L’enseignement du design et des métiers d’art a significativement évolué ces dernières années. Si la création du DNMADE en est probablement le porte-drapeau, l’augmentation des thèses et des HDRs liées à la recherche en design, le développement de masters dans plusieurs institutions en sont d’autres éléments significatifs. L’évolution du public apprenant est aussi remarquable. Depuis la création du DNMADE, il semble par exemple y avoir une augmentation importante du nombre relatif d’étudiant.e.s venant du baccalauréat général par rapport au celui venant baccalauréat ST2A pourtant dédié à ces études. On note aussi l’accroissement statistiquement non-négligeable et sociologiquement bruyant des premiers de la classe (pour reprendre l’expression de Jean-Laurent Cassely), c’est-à-dire des diplômés de filières plus classiques, qui reprennent une formation dans un métiers d’art. Il est donc bon de réfléchir régulièrement sur ces évolutions et d’inviter l’ensemble des perspectives engagées de le faire.
Il m’est donc opportun d’exposer ici une perspective à laquelle j’adhère, tout en soulignant que la pluralité des perspectives est une force en design, et un atout dans son enseignement. La multiplicité des perspectives est de fait constitutive du design et de ses pratiques. Comme nous le rappellent la professeur en design Alethea Blackler et ses collègues, l’ambition de vouloir définir le design est une vieille aventure et semble être une interminable discussion au sein de ses communautés.
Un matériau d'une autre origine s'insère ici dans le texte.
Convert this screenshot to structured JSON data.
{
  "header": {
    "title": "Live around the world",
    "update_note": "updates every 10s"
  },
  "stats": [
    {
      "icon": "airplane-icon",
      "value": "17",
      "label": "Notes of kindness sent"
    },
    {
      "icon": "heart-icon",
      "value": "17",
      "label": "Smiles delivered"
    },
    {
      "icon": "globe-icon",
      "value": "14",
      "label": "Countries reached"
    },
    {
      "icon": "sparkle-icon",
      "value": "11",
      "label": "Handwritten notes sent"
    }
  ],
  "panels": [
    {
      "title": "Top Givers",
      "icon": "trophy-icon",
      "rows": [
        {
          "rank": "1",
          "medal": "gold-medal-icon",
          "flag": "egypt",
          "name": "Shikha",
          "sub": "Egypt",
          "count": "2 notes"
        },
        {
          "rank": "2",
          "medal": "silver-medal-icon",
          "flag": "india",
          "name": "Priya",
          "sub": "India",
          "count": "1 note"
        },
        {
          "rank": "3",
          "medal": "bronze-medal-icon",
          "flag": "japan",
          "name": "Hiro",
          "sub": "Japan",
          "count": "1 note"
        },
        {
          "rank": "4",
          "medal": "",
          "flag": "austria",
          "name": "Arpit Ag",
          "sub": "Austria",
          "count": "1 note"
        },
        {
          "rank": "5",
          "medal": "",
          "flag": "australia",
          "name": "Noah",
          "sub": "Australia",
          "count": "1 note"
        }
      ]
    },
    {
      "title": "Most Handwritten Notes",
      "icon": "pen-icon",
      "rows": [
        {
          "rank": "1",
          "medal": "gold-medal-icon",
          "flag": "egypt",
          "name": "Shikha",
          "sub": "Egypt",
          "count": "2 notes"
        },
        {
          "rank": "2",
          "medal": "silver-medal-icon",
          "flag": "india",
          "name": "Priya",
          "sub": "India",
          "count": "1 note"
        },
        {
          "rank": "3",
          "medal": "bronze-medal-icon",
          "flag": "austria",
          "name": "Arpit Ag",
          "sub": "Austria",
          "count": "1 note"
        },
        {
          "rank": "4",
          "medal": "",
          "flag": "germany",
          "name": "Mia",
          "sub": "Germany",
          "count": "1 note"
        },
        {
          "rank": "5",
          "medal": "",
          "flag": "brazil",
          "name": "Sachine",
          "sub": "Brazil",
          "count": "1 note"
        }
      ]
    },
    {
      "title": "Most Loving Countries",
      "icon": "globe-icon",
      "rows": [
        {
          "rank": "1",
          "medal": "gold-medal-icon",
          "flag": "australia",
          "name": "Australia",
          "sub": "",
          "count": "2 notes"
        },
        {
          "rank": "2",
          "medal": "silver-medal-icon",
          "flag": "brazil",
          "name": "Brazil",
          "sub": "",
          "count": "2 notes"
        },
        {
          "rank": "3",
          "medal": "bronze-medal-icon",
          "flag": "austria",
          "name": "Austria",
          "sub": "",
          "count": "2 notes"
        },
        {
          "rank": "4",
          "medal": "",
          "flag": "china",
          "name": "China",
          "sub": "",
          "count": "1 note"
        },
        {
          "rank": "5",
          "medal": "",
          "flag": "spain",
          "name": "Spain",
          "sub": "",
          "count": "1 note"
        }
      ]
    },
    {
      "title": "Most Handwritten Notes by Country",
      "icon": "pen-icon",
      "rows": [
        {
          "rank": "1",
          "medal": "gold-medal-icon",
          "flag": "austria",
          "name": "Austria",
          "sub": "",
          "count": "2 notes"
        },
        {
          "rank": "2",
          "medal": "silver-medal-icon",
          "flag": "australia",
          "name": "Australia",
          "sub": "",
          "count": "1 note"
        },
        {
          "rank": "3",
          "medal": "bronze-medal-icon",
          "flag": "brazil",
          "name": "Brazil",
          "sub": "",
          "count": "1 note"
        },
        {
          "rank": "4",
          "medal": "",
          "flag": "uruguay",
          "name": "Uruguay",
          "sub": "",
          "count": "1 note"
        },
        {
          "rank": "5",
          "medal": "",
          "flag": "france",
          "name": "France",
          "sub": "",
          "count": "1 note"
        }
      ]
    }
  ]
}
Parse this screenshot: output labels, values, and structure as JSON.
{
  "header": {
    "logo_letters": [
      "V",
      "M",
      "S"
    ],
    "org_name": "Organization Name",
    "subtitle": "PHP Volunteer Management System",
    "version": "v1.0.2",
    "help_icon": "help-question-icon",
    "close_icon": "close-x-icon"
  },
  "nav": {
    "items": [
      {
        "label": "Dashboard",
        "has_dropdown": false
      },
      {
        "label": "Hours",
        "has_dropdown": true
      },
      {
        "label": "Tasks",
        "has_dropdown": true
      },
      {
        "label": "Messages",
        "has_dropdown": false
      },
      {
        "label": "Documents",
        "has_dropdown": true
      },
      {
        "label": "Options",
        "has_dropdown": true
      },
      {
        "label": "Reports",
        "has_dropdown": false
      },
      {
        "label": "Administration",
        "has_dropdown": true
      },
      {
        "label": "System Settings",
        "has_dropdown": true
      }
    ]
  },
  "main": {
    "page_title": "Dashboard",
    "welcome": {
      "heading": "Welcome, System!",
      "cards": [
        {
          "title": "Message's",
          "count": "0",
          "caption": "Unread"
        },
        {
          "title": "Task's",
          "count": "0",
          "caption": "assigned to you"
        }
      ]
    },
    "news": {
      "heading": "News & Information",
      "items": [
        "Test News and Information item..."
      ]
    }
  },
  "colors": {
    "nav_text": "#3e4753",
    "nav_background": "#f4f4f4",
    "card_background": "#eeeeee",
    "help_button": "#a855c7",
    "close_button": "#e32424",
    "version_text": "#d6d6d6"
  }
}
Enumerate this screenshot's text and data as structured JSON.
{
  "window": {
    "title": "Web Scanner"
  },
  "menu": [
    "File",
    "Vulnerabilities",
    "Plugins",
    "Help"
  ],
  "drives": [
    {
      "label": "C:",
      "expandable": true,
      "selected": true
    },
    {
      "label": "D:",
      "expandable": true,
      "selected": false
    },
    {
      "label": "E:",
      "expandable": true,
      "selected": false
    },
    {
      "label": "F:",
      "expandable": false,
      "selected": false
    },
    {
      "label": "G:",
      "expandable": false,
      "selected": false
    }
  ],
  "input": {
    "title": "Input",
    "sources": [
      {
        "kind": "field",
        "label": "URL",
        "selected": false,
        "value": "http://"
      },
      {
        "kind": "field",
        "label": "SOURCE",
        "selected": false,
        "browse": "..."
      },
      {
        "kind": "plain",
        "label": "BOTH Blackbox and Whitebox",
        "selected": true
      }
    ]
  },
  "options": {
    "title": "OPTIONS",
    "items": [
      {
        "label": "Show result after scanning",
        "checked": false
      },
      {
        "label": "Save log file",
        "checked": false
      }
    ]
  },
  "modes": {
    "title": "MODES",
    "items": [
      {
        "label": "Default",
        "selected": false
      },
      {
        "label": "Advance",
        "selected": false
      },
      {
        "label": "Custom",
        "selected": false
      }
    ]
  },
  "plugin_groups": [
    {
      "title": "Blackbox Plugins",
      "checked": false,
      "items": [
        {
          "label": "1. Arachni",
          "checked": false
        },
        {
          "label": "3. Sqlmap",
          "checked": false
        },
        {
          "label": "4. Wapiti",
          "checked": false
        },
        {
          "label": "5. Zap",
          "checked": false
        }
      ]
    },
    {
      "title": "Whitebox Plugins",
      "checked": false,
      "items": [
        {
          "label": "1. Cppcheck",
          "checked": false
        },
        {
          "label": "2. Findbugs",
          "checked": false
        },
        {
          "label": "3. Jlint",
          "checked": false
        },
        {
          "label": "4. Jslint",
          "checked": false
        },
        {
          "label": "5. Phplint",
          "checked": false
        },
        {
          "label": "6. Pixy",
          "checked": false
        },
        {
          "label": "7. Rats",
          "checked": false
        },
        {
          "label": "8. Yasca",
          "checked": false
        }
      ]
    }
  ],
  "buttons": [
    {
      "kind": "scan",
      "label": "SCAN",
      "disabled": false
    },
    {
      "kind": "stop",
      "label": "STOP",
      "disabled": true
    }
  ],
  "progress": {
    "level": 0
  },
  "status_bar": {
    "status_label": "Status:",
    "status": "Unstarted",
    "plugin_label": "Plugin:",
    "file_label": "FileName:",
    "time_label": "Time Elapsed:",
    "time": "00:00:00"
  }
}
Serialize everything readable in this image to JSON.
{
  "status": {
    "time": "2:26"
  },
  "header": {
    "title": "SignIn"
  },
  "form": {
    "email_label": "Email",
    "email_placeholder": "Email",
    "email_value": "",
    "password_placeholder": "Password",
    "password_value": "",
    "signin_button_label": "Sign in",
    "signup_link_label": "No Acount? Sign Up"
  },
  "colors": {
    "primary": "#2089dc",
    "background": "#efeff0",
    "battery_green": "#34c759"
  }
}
Si elle paraît alors être une quête inatteignable, et probablement naïve, elle est toutefois très utile. Elle nous permet d’entretenir ensemble, au sein des communautés du design et entre celles-ci, un dialogue constitué d’une multitude de perspectives, d’une richesse de désaccords constructifs, et de propositions toujours mises au défi et renouvelées. Cela nous permet alors de faire avancer ces perspectives, et de comprendre comment elles peuvent contribuer aux pratiques du design, et donc au domaine du design et des métiers d’art dans son ensemble, et bien évidemment à son enseignement. La multiplicité des perspectives et les dichotomies qu’elles créent ne sont donc pas qu’une force pour la recherche et la réflexion sur le design et les métiers d’art, elles le sont également pour leurs pratiques professionnelles et pour leur enseignement.
Le philosophe du design Johan Redström nous montre d’ailleurs que le design est fondamentalement et historiquement structuré sur des dichotomies. Pour penser son enseignement, nous nous intéressons entres autres aux relations dichotomiques entre méthodes et pratiques qui prennent forme entre la salle de cours et l’atelier, entre quotidien et enjeux globaux qui différentient le design pour l’expérience et le design de système, entre arts et industrie qui impactent les ingénieries sous-jacentes.
Ces dichotomies sont des lieux de frictions qui invitent le design à questionner en permanence son positionnement et son action. La pratique du design est donc fondamentalement réflexive. Comme pratique située dans un contexte complexe et toujours changeant par cette pratique même, le design est insaisissable. Autrement dit, et en complétant les propos de Johan Redström, le design est complexe et coloré, c’est-à-dire riche de sa variété de pratiques, résilient et apprenant, engagé et transformant.
Ces couleurs du design ainsi révélées induisent la possibilité une grande variété d’approches pour l’enseignement du design et sa nécessité de pouvoir toujours évoluer. J’ai eu la chance dans mon parcours de faire l’expérience de plusieurs approches, de plusieurs logiques, qui visent différentes pratiques de design qui trouveront leur place dans différents lieux de la société et de l’industrie. Mon parcours explique en effet en partie mon positionnement. J’ai étudié et travaillé dans le domaine du design pendant de nombreuses années dans 4 pays sur 3 continents (France, Canada, Japon, Pays-Bas), le plus souvent aux frontières interdisciplinaires entre le design et l’ingénierie, le management, les sciences cognitives, les sciences de l’information et de la communication, ou les métiers d’arts. J’ai fait l’expérience d’enseigner le design dans des formats, des contextes et des traditions académiques et industrielles différents, au travers desquels je retiens une force dans chacun de ces lieux et une richesse dans leurs différences.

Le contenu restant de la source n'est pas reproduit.